Objective: Find an annotation dataset that is not already in the Student Wiki list and find out some information about it as outlined in the assignment.

Estimated Time: 1 hr

Actual Time: 2 hr (because I cannot focus for the life of me 𖦹ᯅ𖦹)

Selecting an Annotation Source

At the time I did this homework, the following resources were already in the Student Wiki list:

Gene Ontology (GO) and Reactome provided by Prof Isserlin
From classmates: Human Protein Atlas, InterPro, gnomAD, ClinVar, GENCODE, TCGA's Pan-Cancer Atlas, and Refseq

I'm somewhat familiar with the resource KEGG and I initially wanted to do this resource, but then I realized the dataset wasn't available for download without subscription, so I decided to look for other reseources.
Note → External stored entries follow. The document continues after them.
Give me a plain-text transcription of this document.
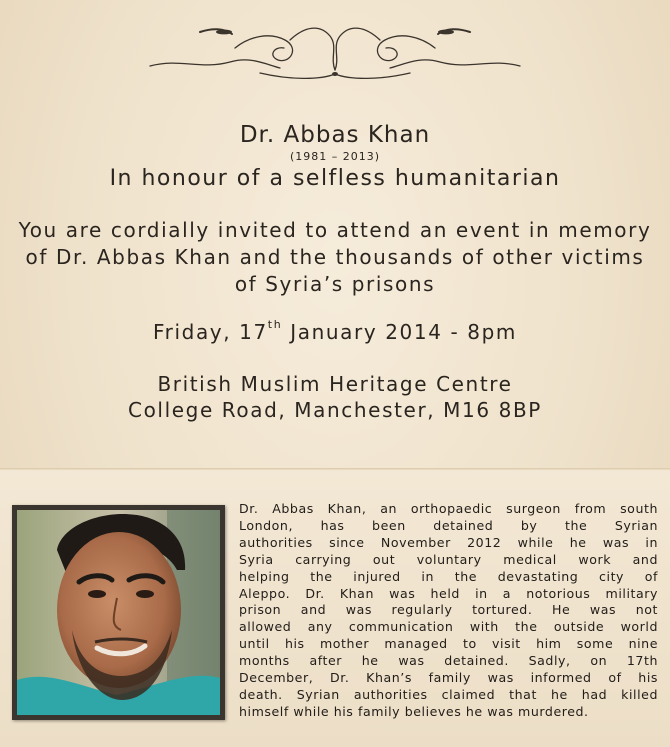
Dr. Abbas Khan
(1981 – 2013)
In honour of a selfless humanitarian
You are cordially invited to attend an event in memory
of Dr. Abbas Khan and the thousands of other victims
of Syria’s prisons
Friday, 17th January 2014 - 8pm
British Muslim Heritage Centre
College Road, Manchester, M16 8BP
Dr. Abbas Khan, an orthopaedic surgeon from south
London, has been detained by the Syrian
authorities since November 2012 while he was in
Syria carrying out voluntary medical work and
helping the injured in the devastating city of
Aleppo. Dr. Khan was held in a notorious military
prison and was regularly tortured. He was not
allowed any communication with the outside world
until his mother managed to visit him some nine
months after he was detained. Sadly, on 17th
December, Dr. Khan’s family was informed of his
death. Syrian authorities claimed that he had killed
himself while his family believes he was murdered.
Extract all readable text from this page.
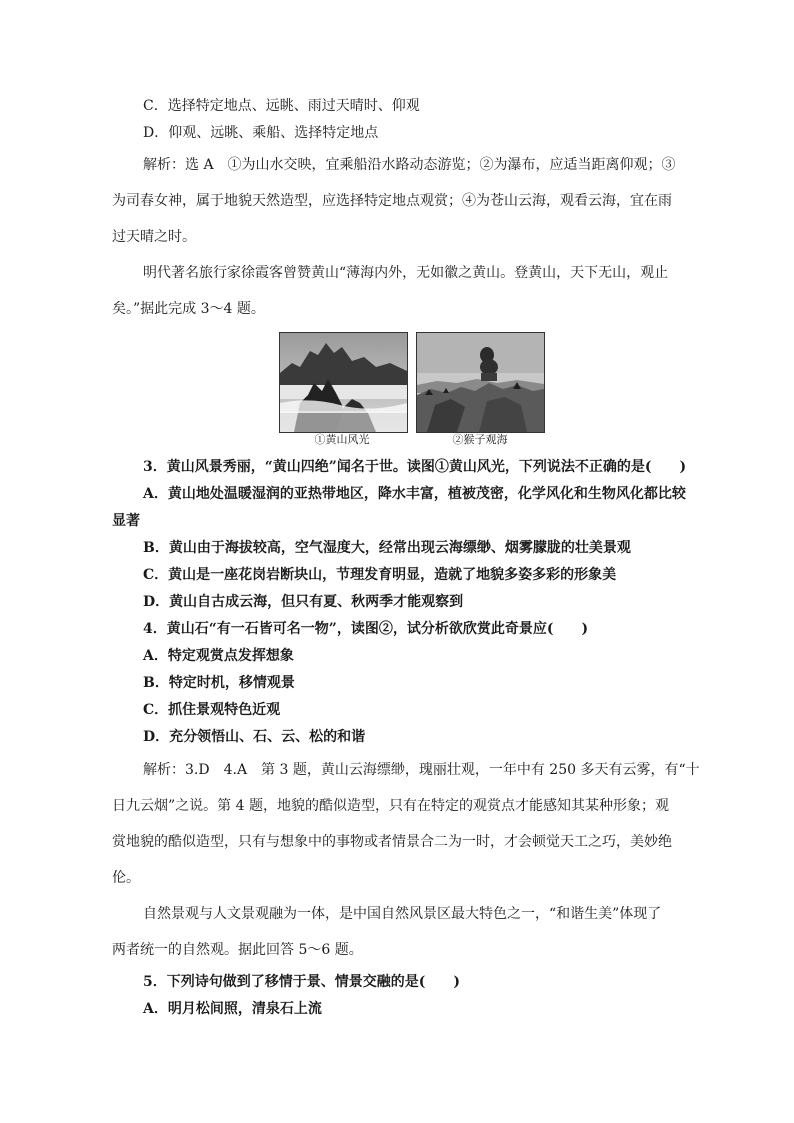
C．选择特定地点、远眺、雨过天晴时、仰观
D．仰观、远眺、乘船、选择特定地点
解析：选 A　①为山水交映，宜乘船沿水路动态游览；②为瀑布，应适当距离仰观；③
为司春女神，属于地貌天然造型，应选择特定地点观赏；④为苍山云海，观看云海，宜在雨
过天晴之时。
明代著名旅行家徐霞客曾赞黄山“薄海内外，无如徽之黄山。登黄山，天下无山，观止
矣。”据此完成 3～4 题。
①黄山风光	②猴子观海
3．黄山风景秀丽，“黄山四绝”闻名于世。读图①黄山风光，下列说法不正确的是(　　)
A．黄山地处温暖湿润的亚热带地区，降水丰富，植被茂密，化学风化和生物风化都比较
显著
B．黄山由于海拔较高，空气湿度大，经常出现云海缥缈、烟雾朦胧的壮美景观
C．黄山是一座花岗岩断块山，节理发育明显，造就了地貌多姿多彩的形象美
D．黄山自古成云海，但只有夏、秋两季才能观察到
4．黄山石“有一石皆可名一物”，读图②，试分析欲欣赏此奇景应(　　)
A．特定观赏点发挥想象
B．特定时机，移情观景
C．抓住景观特色近观
D．充分领悟山、石、云、松的和谐
解析：3.D　4.A　第 3 题，黄山云海缥缈，瑰丽壮观，一年中有 250 多天有云雾，有“十
日九云烟”之说。第 4 题，地貌的酷似造型，只有在特定的观赏点才能感知其某种形象；观
赏地貌的酷似造型，只有与想象中的事物或者情景合二为一时，才会顿觉天工之巧，美妙绝
伦。
自然景观与人文景观融为一体，是中国自然风景区最大特色之一，“和谐生美”体现了
两者统一的自然观。据此回答 5～6 题。
5．下列诗句做到了移情于景、情景交融的是(　　)
A．明月松间照，清泉石上流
I stumbled upon the CCDS, confirmed it was downloadable, and so I selected it for this assignment.

CCDS Resource Information

1. What sort of data is it? What sort of information does it offer us?

CCDS or the Consensus Coding Sequence Project is collaborative effort by EBI, HGNC, MGI, and NCBI to identify a core set of protein coding regions that are consistently annotated and are of high quality. the CCDS gene set includes coding regions that are annotated as full-length (valid start and stop codon), can be translated without frameshifts, and use consensus splice sites. Other information that are included in the datasets are the chromosome number/positions, nucleotide/protein sequence of the CDS, exon composition of the CDS, and associated IDs of the CDS as NCBI accessions, Entrez Gene ID, and Refseq/UniProtKB/SwissProt sequence IDs.
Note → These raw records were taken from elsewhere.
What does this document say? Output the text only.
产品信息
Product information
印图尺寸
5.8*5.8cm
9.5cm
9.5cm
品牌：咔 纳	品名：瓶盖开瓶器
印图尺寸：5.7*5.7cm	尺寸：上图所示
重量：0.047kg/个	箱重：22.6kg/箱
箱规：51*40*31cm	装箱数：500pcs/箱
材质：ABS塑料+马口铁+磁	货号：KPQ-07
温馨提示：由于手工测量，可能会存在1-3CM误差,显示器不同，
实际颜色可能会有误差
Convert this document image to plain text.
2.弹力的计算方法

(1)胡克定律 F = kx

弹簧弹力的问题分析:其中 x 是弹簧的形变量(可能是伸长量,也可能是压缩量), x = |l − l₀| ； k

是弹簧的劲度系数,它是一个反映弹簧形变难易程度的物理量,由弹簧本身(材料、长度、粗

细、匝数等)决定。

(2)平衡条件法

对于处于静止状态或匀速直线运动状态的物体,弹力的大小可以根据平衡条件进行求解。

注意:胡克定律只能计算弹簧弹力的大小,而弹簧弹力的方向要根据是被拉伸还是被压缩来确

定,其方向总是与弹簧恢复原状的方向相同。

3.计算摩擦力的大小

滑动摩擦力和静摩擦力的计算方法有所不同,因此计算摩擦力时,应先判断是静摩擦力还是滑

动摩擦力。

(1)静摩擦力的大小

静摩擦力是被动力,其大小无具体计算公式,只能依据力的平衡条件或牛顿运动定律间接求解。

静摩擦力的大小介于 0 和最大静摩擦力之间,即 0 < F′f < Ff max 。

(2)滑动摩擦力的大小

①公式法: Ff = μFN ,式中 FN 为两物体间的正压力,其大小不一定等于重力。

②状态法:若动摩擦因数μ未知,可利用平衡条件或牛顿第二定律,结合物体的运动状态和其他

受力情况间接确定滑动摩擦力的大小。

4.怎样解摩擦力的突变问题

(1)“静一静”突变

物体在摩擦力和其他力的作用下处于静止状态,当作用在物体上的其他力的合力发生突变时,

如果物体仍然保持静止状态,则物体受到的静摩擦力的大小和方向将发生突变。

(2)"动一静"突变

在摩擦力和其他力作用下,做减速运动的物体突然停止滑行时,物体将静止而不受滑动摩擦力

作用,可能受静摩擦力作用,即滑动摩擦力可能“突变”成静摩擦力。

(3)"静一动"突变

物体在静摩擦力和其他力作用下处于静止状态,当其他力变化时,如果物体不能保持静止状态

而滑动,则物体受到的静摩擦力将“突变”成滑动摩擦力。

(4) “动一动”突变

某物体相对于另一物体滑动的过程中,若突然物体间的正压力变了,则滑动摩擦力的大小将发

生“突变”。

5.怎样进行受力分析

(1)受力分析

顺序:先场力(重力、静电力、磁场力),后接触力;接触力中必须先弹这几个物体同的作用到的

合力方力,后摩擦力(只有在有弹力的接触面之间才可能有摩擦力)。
2. When and where was it published? Was it published?

CCDS was created in 2005 with the first publication appearing on Genome Research in July 2009. Three more articles were published about CCDS in 2012, 2014, and the most recent one in 2018 released on Nucleic Acids Research.

3. Is this annotation set updated regularly or is it a static source?
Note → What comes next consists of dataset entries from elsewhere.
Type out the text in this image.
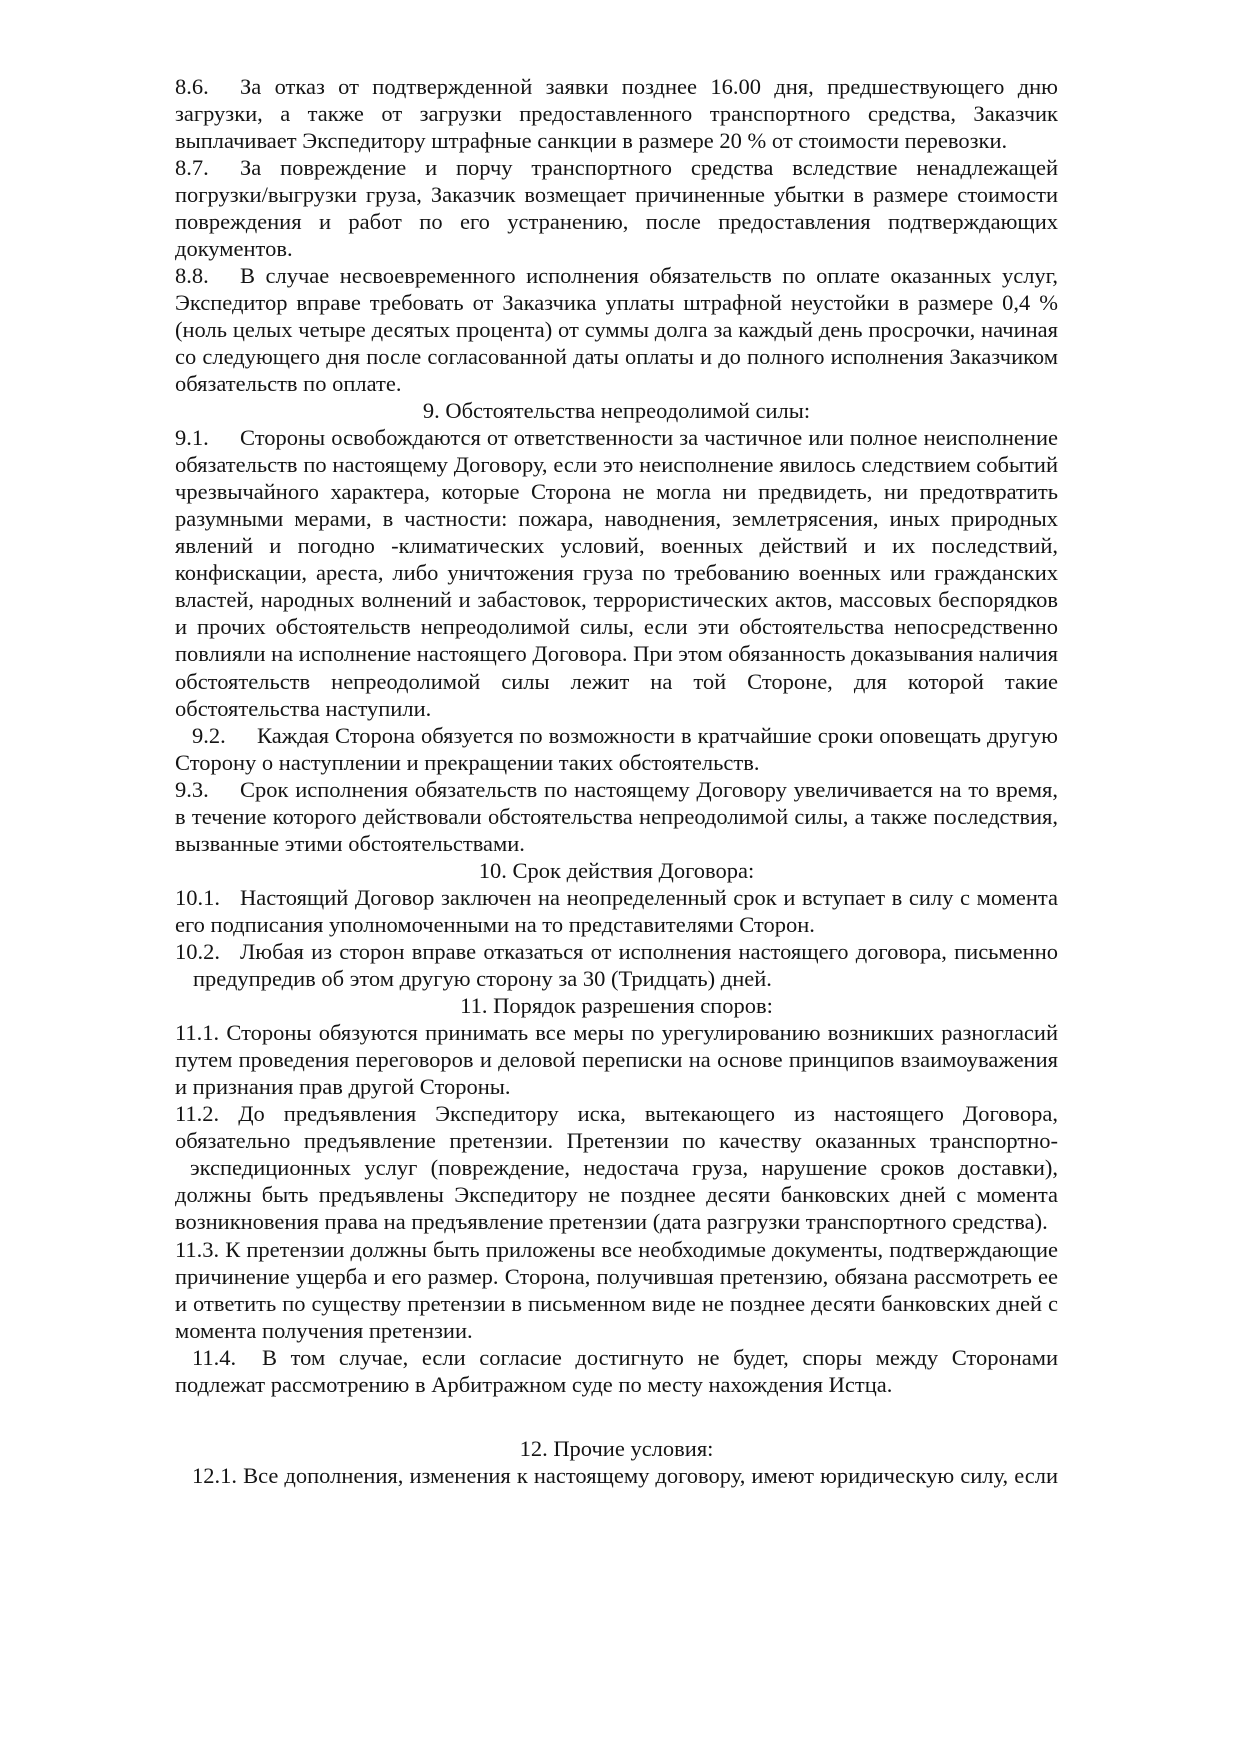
8.6.	За отказ от подтвержденной заявки позднее 16.00 дня, предшествующего дню
загрузки, а также от загрузки предоставленного транспортного средства, Заказчик
выплачивает Экспедитору штрафные санкции в размере 20 % от стоимости перевозки.
8.7.	За повреждение и порчу транспортного средства вследствие ненадлежащей
погрузки/выгрузки груза, Заказчик возмещает причиненные убытки в размере стоимости
повреждения и работ по его устранению, после предоставления подтверждающих
документов.
8.8.	В случае несвоевременного исполнения обязательств по оплате оказанных услуг,
Экспедитор вправе требовать от Заказчика уплаты штрафной неустойки в размере 0,4 %
(ноль целых четыре десятых процента) от суммы долга за каждый день просрочки, начиная
со следующего дня после согласованной даты оплаты и до полного исполнения Заказчиком
обязательств по оплате.
9. Обстоятельства непреодолимой силы:
9.1.	Стороны освобождаются от ответственности за частичное или полное неисполнение
обязательств по настоящему Договору, если это неисполнение явилось следствием событий
чрезвычайного характера, которые Сторона не могла ни предвидеть, ни предотвратить
разумными мерами, в частности: пожара, наводнения, землетрясения, иных природных
явлений и погодно -климатических условий, военных действий и их последствий,
конфискации, ареста, либо уничтожения груза по требованию военных или гражданских
властей, народных волнений и забастовок, террористических актов, массовых беспорядков
и прочих обстоятельств непреодолимой силы, если эти обстоятельства непосредственно
повлияли на исполнение настоящего Договора. При этом обязанность доказывания наличия
обстоятельств непреодолимой силы лежит на той Стороне, для которой такие
обстоятельства наступили.
9.2.	Каждая Сторона обязуется по возможности в кратчайшие сроки оповещать другую
Сторону о наступлении и прекращении таких обстоятельств.
9.3.	Срок исполнения обязательств по настоящему Договору увеличивается на то время,
в течение которого действовали обстоятельства непреодолимой силы, а также последствия,
вызванные этими обстоятельствами.
10. Срок действия Договора:
10.1. Настоящий Договор заключен на неопределенный срок и вступает в силу с момента
его подписания уполномоченными на то представителями Сторон.
10.2. Любая из сторон вправе отказаться от исполнения настоящего договора, письменно
предупредив об этом другую сторону за 30 (Тридцать) дней.
11. Порядок разрешения споров:
11.1. Стороны обязуются принимать все меры по урегулированию возникших разногласий
путем проведения переговоров и деловой переписки на основе принципов взаимоуважения
и признания прав другой Стороны.
11.2. До предъявления Экспедитору иска, вытекающего из настоящего Договора,
обязательно предъявление претензии. Претензии по качеству оказанных транспортно-
экспедиционных услуг (повреждение, недостача груза, нарушение сроков доставки),
должны быть предъявлены Экспедитору не позднее десяти банковских дней с момента
возникновения права на предъявление претензии (дата разгрузки транспортного средства).
11.3. К претензии должны быть приложены все необходимые документы, подтверждающие
причинение ущерба и его размер. Сторона, получившая претензию, обязана рассмотреть ее
и ответить по существу претензии в письменном виде не позднее десяти банковских дней с
момента получения претензии.
11.4.	В том случае, если согласие достигнуто не будет, споры между Сторонами
подлежат рассмотрению в Арбитражном суде по месту нахождения Истца.
12. Прочие условия:
12.1. Все дополнения, изменения к настоящему договору, имеют юридическую силу, если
CCDS datasets are updated whenever there are major updates to the human reference genome. The last release was on October 26, 2022 with the most recent release of GRCh38.p14 (Genome Reference Consortium Human Build 38 patch release 14). Previous release notes and associated reference genomes can be accessed here. Additionally, the datasets are maintained with weekly updates to represent latest data for the current release.

4. Where can I find this data? (link to the download web address or ftp site or publication where it can be found)

The main FTP download page contains links to both the human and mouse datasets, as well as links to previously available versions and a README file explaining the dataset formatting.
This link to the human datasets contains multiple annotation files which are listed in the next section.

5. How is the data formatted and released? Does it exist in some sort of standard file format?

Annotation datasets are all .txt files with the exception of the nucleotide and protein sequence datasets which are formatted as compressed fasta files.

BuildInfo.[YearMonthDay].txt
CCDS.[YearMonthDay].txt
CCDS2Sequence.[YearMonthDay].txt
CCDS2UniProtKB.[YearMonthDay].txt
CCDS_attributes.[YearMonthDay].txt
CCDS_exons.[YearMonthDay].txt
CCDS_nucleotide.[YearMonthDay].fna.gz
CCDS_protein.[YearMonthDay].faa.gz
CCDS_protein_exons.[YearMonthDay].faa.gz

Note that each file is named with a datestamp in [YearMonthDay] format, but the current files for a specific release are labelled with "current" in their names instead of the timestamps.

The README file for the above CCDS datasets contains descriptions of each file as well as the information they contain.

6. What identifiers are associated with these annotations?

Annotated genes in CCDS have a unique identifier number and version number e.g. CCDS1.1. or CCDS234.1.